Patients infected with human immunodeficiency virus often suffer from diarrhoea. C albicans is commonly isolated from the stool in these patients, but is just one of many possible agents that might be responsible for the diarrhoea.
As the authors indicate, studies from Pakistan and Nigeria have revealed increased carriage of Candida spp. in the stools of malnourished children with diarrhoea. This does not confirm an aetiological role for candida, even in those populations.Candida spp. are frequently identified in the absence of diarrhoea as the present study confirms.

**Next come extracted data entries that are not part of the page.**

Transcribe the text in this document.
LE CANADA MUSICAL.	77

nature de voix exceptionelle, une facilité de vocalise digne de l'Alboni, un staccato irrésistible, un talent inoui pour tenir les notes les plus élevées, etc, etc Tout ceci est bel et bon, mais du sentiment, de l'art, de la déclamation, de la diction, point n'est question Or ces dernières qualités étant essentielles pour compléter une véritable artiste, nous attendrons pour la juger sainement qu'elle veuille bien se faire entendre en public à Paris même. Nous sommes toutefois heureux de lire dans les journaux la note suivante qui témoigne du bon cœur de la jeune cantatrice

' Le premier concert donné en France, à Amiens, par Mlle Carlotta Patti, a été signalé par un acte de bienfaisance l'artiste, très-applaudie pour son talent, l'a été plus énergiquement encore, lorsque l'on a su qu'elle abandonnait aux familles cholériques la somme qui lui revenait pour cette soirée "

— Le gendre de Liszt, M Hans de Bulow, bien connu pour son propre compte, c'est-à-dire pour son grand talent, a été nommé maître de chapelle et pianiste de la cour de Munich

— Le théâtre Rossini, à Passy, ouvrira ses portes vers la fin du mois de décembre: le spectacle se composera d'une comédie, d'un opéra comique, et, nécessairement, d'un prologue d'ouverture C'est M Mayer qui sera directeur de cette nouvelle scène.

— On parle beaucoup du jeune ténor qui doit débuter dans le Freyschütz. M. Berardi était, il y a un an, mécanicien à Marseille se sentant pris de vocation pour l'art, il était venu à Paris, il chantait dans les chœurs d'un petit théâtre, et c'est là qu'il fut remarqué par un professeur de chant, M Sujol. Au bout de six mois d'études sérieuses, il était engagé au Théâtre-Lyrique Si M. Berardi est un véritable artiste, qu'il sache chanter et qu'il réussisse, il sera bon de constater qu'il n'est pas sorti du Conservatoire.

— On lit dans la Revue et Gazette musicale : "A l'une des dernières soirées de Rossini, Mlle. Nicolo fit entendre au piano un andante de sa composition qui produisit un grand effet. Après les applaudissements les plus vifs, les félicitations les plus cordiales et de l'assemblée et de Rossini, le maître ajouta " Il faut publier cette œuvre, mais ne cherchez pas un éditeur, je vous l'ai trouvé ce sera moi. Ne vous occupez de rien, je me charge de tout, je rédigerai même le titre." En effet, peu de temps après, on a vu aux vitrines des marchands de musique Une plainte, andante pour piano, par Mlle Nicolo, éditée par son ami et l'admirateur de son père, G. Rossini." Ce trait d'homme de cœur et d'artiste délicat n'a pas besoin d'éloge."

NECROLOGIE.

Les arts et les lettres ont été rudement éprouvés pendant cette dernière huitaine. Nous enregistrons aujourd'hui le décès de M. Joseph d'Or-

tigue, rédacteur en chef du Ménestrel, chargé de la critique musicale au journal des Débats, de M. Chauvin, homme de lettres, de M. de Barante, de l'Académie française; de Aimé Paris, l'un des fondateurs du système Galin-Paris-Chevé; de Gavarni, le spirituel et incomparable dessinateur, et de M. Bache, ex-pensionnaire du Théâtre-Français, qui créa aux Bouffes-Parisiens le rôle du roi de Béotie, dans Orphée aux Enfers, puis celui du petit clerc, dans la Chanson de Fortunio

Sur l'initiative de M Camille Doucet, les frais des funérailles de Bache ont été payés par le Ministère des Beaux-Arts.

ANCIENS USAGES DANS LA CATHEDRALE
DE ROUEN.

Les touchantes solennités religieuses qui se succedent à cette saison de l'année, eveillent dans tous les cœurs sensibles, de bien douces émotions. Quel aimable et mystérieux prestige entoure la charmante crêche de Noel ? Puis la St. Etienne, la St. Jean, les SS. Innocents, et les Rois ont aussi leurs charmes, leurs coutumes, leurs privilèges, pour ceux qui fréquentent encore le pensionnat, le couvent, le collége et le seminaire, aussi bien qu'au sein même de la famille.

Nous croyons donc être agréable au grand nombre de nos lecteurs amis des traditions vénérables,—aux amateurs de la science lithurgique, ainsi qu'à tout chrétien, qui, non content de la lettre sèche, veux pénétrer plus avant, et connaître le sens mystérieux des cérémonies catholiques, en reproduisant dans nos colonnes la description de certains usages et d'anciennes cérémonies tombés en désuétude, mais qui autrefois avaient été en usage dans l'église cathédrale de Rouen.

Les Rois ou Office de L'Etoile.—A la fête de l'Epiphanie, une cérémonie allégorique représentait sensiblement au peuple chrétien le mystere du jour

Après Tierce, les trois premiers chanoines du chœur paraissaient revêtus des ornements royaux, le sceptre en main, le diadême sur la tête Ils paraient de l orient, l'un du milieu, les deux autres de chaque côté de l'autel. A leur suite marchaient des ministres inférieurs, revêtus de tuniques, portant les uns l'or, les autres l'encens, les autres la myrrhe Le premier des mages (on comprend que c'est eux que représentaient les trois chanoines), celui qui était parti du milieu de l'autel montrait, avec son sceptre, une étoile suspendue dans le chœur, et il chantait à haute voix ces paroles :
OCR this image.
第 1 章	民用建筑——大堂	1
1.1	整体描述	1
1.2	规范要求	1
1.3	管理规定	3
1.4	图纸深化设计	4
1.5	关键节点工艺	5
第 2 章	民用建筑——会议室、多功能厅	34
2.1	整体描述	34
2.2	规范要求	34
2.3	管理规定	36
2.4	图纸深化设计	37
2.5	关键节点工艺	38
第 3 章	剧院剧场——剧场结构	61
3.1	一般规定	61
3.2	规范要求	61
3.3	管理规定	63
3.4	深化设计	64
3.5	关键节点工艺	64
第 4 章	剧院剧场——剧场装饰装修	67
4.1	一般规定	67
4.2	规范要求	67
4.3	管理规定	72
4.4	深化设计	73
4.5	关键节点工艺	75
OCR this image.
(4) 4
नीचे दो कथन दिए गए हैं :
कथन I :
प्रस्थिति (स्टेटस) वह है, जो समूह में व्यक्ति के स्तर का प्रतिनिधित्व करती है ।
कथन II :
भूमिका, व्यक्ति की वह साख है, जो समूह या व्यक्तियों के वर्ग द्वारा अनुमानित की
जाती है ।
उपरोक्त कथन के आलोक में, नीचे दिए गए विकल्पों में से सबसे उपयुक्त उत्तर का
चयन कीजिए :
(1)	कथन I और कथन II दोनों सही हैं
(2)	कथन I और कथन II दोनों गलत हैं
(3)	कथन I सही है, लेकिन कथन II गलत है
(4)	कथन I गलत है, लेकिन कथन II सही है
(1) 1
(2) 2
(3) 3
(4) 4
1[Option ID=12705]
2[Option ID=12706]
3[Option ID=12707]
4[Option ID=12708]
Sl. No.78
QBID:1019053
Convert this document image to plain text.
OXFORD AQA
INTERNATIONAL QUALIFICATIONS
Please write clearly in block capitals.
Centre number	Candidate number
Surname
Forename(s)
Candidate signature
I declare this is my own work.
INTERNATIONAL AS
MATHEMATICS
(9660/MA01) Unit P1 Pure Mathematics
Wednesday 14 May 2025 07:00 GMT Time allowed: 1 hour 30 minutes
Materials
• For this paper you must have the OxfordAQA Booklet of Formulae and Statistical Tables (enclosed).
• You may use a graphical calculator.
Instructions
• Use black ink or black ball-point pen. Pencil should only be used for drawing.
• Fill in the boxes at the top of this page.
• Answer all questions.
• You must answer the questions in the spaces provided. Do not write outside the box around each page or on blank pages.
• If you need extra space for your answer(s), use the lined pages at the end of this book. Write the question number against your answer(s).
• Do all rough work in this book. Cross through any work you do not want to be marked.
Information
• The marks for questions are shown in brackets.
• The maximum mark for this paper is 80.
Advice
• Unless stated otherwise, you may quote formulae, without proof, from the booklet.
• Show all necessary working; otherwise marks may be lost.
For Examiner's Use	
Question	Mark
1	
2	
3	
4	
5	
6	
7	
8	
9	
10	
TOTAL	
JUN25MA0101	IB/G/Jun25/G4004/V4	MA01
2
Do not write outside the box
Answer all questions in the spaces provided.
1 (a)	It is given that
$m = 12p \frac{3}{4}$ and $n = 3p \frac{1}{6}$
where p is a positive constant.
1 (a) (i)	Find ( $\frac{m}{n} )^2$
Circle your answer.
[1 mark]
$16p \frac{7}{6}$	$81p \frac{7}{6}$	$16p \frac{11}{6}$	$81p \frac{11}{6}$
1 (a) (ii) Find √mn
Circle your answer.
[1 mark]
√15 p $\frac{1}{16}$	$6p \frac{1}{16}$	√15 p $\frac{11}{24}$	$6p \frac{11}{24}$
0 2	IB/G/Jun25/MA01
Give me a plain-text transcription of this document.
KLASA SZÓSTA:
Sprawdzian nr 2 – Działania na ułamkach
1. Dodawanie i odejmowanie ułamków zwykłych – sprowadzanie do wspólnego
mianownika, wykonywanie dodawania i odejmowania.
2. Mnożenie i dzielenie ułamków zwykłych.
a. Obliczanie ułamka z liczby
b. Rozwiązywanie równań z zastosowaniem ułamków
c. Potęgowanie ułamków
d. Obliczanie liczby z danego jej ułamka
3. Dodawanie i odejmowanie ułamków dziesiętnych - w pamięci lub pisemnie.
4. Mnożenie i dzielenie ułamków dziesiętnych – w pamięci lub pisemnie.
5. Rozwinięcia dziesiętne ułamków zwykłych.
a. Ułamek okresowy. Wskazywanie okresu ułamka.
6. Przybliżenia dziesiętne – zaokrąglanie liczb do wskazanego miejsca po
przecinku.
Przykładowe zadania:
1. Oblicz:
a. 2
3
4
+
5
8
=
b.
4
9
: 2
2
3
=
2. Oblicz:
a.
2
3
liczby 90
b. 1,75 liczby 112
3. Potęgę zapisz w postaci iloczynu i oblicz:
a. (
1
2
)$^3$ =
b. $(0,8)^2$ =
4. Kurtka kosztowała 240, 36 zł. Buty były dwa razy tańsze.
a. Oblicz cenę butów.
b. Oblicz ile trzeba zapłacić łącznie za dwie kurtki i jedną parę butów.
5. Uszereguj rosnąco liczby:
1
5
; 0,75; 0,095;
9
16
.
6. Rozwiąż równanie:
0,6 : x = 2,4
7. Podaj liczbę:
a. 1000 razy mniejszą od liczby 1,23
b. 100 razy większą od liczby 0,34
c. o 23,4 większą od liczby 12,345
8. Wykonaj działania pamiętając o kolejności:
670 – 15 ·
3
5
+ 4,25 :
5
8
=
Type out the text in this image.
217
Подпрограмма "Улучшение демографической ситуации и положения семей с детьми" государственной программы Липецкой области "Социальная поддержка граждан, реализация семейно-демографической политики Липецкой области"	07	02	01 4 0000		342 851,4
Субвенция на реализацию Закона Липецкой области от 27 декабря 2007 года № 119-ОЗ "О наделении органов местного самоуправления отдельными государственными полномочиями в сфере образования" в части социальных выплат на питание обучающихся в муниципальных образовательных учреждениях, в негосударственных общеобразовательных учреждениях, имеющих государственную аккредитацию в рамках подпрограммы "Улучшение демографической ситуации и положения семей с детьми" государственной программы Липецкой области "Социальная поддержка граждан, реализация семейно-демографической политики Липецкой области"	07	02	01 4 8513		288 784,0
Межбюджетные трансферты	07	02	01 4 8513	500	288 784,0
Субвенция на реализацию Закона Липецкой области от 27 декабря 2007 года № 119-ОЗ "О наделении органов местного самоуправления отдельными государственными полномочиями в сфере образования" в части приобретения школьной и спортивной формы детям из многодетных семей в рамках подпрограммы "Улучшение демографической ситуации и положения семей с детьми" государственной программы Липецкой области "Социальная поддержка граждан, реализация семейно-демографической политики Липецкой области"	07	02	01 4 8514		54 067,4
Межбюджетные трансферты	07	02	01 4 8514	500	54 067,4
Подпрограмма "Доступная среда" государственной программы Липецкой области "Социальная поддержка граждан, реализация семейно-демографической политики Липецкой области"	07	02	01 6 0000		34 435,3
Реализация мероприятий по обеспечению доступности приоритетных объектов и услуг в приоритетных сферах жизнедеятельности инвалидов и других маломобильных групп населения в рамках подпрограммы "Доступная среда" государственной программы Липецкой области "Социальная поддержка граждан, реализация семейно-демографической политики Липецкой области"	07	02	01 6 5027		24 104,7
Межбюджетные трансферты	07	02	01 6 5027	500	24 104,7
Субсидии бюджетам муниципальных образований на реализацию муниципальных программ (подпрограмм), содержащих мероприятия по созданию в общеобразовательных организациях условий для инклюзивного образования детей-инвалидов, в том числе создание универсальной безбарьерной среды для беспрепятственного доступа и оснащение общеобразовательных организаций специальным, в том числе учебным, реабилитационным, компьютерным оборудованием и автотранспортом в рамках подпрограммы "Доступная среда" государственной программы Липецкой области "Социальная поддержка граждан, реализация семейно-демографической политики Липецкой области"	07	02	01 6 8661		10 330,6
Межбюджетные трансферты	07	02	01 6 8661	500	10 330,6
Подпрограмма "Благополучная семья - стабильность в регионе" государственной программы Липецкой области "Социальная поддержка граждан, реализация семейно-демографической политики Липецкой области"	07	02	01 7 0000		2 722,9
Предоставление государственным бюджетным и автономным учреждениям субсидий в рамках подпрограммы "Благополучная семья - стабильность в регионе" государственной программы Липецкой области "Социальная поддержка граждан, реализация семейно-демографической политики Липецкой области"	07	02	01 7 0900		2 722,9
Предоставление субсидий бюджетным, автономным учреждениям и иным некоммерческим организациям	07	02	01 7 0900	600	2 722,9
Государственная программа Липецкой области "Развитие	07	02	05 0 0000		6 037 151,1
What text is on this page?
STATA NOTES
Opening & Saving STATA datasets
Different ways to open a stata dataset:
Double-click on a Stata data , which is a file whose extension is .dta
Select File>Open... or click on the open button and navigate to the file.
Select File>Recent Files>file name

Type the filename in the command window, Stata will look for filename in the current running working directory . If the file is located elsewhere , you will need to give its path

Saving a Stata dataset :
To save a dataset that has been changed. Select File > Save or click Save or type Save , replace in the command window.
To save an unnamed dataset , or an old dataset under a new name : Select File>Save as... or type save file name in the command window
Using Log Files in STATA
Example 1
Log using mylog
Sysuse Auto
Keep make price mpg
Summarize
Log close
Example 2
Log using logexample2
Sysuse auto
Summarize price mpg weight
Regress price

If “coincidence is not causality”, neither does the failure of this study to show a significant association with diarrhoea disprove the role of yeasts as potential pathogens. There may be specific clinical circumstances in which they can be responsible for diarrhoea. In addition, there are more than 80 candida species, as well as other yeast species, and these may vary in their pathogenicity. Even within species certain strains may have different properties. Using restriction enzyme analysis and a C albicansspecific DNA probe, Mathaba et al recently identified specific genetically distinct strains that may be associated with diarrhoea.1-3 Increased levels of secretory proteinase production were noted in isolates from patients with diarrhoea. Variation in adherence properties was shown in different isolates, and they reported that reduced and increased adherence were associated with acute and chronic diarrhoea respectively.
The role of candida and other yeast species as enteric pathogens may yet prove to be a complex one.